Notably, since the CPC scaffold is a radiopaque material that will preclude accurate visualization of regenerated bone within the alveolar cleft sites, we further conducted histological examination to observe the pattern of long-term bone healing after ABG and quantify the bone formation-related parameters at the microscopic level. The present histological results indicated that BMP2-CPC was an eligible alternative material for application in ABG, as was evidenced by the well-organized bone structure in the composite graft-filled cleft sites and the considerable amount of regenerated bone comparable to the amount of autogenous bone graft-induced bone. The favourable osteogenic phenomenon induced by the composite graft relies on the presence of BMP2-CPC and autogenous bone, both of which are potent osteoconductive and osteoinductive grafts (Aghali, 2021). Our previous study revealed that BMP2-CPC could induce a robust pattern of bone regeneration through both direct stimulation with BMP2 and indirect immunoregulatory effect (Shen et al., 2021b). More importantly, BMP2-CPC possessed not only enhanced osteogenic properties, but also favourable resorption performance. As coincident with the radiographic finding that the resorption rate of BMP2-CPC was slower than that of autogenous bone, the histological results showed a small number of residual BMP2-CPC particles remaining at 3 years after surgery. Nevertheless, compared to DBB, which is an inert material that can remain sequestered in local bone tissue for up to 10 years (Sartori et al., 2003; Baldini et al., 2011), BMP2-CPC seemed to be a better choice according to its accelerated resorption rate (Shen et al., 2021a). In addition, the finding derived from panoramic radiographs that BMP2-CPC would not increase the risk of impeded bone remodeling and canine eruption further supported the use of the composite graft.

Despite the nuanced understanding of bone regeneration at the alveolar cleft sites that this study has provided, several questions remain unaddressed. The present results should be interpreted with caution due to the small number of subjects and the short-term follow-up of radiographic evaluation.
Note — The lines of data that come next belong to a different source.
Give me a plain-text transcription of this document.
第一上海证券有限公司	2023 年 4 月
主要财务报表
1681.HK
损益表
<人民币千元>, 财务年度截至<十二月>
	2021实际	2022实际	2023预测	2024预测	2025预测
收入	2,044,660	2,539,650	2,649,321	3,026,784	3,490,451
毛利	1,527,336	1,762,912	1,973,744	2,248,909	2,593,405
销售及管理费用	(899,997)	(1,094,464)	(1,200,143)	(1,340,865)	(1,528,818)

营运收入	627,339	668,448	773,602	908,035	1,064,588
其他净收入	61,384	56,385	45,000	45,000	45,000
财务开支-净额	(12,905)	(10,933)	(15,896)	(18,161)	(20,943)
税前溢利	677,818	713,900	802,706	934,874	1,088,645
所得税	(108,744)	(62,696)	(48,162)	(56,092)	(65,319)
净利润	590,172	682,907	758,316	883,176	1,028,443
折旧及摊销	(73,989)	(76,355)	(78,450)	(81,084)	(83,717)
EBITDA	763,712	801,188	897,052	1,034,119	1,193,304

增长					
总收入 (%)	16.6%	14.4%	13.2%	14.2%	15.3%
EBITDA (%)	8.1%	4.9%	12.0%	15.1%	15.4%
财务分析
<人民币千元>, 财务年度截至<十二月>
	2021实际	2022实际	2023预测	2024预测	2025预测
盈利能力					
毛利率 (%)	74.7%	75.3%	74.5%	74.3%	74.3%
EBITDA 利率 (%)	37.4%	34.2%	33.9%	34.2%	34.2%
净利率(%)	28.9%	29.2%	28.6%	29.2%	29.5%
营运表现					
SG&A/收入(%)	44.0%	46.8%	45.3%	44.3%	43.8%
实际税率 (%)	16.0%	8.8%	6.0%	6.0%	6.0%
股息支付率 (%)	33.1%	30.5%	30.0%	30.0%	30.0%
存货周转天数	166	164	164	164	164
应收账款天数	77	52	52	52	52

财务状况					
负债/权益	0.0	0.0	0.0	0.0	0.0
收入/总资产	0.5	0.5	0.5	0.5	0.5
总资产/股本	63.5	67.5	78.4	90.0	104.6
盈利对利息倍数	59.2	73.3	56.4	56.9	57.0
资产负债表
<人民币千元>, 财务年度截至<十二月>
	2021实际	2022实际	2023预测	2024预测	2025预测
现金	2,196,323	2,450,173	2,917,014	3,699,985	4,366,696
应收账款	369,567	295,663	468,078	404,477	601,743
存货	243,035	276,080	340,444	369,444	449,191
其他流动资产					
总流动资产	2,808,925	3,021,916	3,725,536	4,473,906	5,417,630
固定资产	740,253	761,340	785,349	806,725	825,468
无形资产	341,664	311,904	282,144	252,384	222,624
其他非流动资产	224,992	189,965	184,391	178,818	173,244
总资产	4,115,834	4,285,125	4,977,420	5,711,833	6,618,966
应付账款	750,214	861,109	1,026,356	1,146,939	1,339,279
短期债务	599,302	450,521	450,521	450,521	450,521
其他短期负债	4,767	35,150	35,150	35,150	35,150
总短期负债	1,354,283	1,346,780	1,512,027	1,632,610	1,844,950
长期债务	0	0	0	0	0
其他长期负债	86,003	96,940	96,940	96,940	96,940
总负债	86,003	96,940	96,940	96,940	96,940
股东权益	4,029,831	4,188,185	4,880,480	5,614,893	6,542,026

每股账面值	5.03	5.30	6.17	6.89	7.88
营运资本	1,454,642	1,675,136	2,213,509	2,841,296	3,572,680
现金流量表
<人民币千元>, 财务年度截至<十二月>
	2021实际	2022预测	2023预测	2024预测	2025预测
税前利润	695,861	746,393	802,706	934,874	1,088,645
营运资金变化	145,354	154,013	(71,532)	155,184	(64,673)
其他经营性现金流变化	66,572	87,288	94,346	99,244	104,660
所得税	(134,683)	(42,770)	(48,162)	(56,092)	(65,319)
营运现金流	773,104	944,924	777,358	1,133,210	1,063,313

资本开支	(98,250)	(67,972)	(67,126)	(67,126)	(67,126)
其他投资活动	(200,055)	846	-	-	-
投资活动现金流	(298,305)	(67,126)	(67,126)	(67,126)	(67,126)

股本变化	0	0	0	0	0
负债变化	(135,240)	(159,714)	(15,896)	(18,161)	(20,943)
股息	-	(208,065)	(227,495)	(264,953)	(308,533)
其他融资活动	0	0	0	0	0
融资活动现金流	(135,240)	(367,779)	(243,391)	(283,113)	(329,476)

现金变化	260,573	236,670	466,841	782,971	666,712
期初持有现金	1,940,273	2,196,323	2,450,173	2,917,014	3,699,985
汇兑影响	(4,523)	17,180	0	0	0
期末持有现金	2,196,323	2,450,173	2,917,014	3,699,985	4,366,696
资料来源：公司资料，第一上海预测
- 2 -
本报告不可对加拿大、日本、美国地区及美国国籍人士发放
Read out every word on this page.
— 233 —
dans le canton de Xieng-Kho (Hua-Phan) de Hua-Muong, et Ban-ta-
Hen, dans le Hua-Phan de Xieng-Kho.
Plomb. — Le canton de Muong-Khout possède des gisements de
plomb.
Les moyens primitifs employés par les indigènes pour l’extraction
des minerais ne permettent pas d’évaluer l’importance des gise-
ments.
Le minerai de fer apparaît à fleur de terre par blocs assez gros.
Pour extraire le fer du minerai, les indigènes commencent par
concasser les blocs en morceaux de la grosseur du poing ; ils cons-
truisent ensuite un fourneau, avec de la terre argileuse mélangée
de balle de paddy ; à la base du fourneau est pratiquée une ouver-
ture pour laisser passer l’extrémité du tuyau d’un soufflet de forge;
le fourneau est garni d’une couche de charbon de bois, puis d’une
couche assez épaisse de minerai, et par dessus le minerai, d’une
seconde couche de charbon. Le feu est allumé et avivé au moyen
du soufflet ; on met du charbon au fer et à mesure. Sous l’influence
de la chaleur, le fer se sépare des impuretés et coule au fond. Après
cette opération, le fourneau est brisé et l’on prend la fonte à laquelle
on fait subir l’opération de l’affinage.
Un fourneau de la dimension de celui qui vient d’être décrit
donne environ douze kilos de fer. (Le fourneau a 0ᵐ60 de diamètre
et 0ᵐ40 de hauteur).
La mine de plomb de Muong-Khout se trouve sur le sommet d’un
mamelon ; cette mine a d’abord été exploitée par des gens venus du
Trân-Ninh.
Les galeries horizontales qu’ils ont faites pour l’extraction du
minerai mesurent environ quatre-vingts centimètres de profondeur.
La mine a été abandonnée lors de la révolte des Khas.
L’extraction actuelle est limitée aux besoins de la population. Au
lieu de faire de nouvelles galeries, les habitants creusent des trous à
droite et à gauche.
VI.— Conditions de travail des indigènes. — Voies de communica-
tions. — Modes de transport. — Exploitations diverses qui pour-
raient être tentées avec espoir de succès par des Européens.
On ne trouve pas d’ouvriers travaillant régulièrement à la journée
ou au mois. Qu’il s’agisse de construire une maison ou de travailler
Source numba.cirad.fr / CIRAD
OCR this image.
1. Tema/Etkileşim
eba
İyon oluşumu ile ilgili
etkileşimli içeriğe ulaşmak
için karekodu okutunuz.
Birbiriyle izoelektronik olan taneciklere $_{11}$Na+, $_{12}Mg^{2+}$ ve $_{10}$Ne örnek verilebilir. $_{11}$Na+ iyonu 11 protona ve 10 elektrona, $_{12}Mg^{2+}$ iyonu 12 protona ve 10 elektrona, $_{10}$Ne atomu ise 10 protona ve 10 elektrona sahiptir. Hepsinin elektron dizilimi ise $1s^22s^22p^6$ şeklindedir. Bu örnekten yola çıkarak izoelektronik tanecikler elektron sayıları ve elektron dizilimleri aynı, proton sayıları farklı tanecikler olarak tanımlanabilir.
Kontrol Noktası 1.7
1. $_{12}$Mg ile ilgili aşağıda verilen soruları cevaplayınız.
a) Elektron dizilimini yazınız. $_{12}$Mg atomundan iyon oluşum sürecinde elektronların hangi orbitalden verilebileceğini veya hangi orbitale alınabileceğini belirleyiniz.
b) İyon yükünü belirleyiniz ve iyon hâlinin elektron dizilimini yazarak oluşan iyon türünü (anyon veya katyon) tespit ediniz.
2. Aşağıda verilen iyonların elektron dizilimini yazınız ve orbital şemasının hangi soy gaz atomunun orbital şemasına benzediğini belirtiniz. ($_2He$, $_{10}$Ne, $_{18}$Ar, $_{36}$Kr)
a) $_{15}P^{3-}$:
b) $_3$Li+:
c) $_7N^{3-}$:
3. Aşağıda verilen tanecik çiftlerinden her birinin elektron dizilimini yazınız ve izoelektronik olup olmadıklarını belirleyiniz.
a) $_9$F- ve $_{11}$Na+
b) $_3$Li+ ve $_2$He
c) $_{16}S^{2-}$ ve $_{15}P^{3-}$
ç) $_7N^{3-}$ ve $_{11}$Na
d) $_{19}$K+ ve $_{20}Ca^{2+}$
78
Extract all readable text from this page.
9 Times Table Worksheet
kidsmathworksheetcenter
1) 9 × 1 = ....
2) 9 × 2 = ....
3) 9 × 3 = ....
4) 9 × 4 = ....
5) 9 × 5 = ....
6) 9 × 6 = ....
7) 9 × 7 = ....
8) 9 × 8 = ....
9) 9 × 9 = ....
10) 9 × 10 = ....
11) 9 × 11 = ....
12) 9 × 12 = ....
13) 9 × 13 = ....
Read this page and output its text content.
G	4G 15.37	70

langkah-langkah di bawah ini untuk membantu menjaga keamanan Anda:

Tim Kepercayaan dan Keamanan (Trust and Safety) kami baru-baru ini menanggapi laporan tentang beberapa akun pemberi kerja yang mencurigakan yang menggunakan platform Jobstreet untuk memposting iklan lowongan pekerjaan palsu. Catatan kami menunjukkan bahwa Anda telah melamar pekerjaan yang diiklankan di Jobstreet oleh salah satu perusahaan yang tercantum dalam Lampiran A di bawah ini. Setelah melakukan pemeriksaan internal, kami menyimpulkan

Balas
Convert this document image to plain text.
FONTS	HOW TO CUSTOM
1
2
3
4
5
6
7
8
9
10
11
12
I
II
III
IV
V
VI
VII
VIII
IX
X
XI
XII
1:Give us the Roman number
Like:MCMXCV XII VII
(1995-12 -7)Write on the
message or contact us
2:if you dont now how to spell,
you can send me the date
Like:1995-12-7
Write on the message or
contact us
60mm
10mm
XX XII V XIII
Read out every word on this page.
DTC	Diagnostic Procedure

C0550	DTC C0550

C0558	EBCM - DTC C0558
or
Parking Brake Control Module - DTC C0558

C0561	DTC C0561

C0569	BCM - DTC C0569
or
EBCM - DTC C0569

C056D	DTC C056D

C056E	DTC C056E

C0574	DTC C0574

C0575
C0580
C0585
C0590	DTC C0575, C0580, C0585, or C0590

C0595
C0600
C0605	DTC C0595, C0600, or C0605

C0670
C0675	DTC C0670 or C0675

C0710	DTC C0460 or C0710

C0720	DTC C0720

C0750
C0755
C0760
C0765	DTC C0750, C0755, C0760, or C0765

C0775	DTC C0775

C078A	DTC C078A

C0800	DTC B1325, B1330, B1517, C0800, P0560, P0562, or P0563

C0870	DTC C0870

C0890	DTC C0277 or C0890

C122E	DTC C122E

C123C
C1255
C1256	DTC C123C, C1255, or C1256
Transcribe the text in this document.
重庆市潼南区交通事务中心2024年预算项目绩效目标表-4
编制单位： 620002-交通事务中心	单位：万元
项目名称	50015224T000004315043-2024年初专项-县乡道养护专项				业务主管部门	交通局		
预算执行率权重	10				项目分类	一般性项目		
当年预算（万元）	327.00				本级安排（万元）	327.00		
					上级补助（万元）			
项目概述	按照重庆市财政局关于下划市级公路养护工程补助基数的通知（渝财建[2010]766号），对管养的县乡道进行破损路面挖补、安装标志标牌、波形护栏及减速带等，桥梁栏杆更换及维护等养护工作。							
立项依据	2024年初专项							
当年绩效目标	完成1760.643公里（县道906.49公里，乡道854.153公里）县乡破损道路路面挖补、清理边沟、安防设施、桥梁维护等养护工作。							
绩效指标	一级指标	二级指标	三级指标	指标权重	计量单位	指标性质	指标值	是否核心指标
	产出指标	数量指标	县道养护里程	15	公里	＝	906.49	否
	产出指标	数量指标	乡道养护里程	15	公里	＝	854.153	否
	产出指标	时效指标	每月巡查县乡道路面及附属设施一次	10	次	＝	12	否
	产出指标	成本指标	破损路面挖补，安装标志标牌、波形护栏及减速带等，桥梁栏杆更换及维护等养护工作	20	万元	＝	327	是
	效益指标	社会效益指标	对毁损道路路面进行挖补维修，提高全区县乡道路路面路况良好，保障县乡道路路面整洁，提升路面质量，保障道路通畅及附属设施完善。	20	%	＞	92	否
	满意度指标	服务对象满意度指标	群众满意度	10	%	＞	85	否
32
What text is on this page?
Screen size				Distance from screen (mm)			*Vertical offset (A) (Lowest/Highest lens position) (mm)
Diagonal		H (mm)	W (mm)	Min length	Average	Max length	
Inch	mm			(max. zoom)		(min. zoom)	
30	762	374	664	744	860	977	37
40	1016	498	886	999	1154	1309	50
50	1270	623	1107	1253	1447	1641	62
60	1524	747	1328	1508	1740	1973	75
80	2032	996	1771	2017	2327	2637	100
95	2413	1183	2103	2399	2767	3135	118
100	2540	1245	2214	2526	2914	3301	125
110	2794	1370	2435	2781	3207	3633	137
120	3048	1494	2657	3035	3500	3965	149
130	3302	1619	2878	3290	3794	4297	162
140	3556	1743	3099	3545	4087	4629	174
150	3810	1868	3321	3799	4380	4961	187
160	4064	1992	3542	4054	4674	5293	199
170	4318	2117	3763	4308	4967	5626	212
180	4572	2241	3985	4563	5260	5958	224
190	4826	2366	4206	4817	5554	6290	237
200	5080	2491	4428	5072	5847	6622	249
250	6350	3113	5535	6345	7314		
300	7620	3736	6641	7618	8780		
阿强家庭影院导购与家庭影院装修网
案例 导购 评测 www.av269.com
Considering the present limited control group, the strength of evidence would be bolstered if a BMP2-CPC-grafting control group and a control group that underwent grafting with autogenous bone harvested by minimally invasive technique could be added. Although the present study achieved quantitative evaluation through CBCT examination, the boundaries of the original bone defect at multiple time points were hard to be exactly identified in a reproducible manner. Given these limitations, a randomized controlled clinical trial with large samples, comprehensive experimental designs and long-term follow-up should be performed in the future studies. Histological examination of bone samples at 3 and 6 months after ABG is needed to reveal the differences in short-term bone healing at the alveolar cleft sites between the composite graft and the autogenous bone graft. Moreover, whether the use of BMP2-CPC alone can be an alternative to autogenous bone graft for application in ABG and relevant issue on cost-effectiveness should be addressed in the future with sound support of prospective studies.

In conclusion, the present results demonstrated that the composite graft comprising BMP2-CPC and autogenous bone harvested by minimally invasive technique exhibited satisfactory bone-repairing efficacy and favourable resorption performance, making the composite graft an eligible choice for the clinical practice of ABG.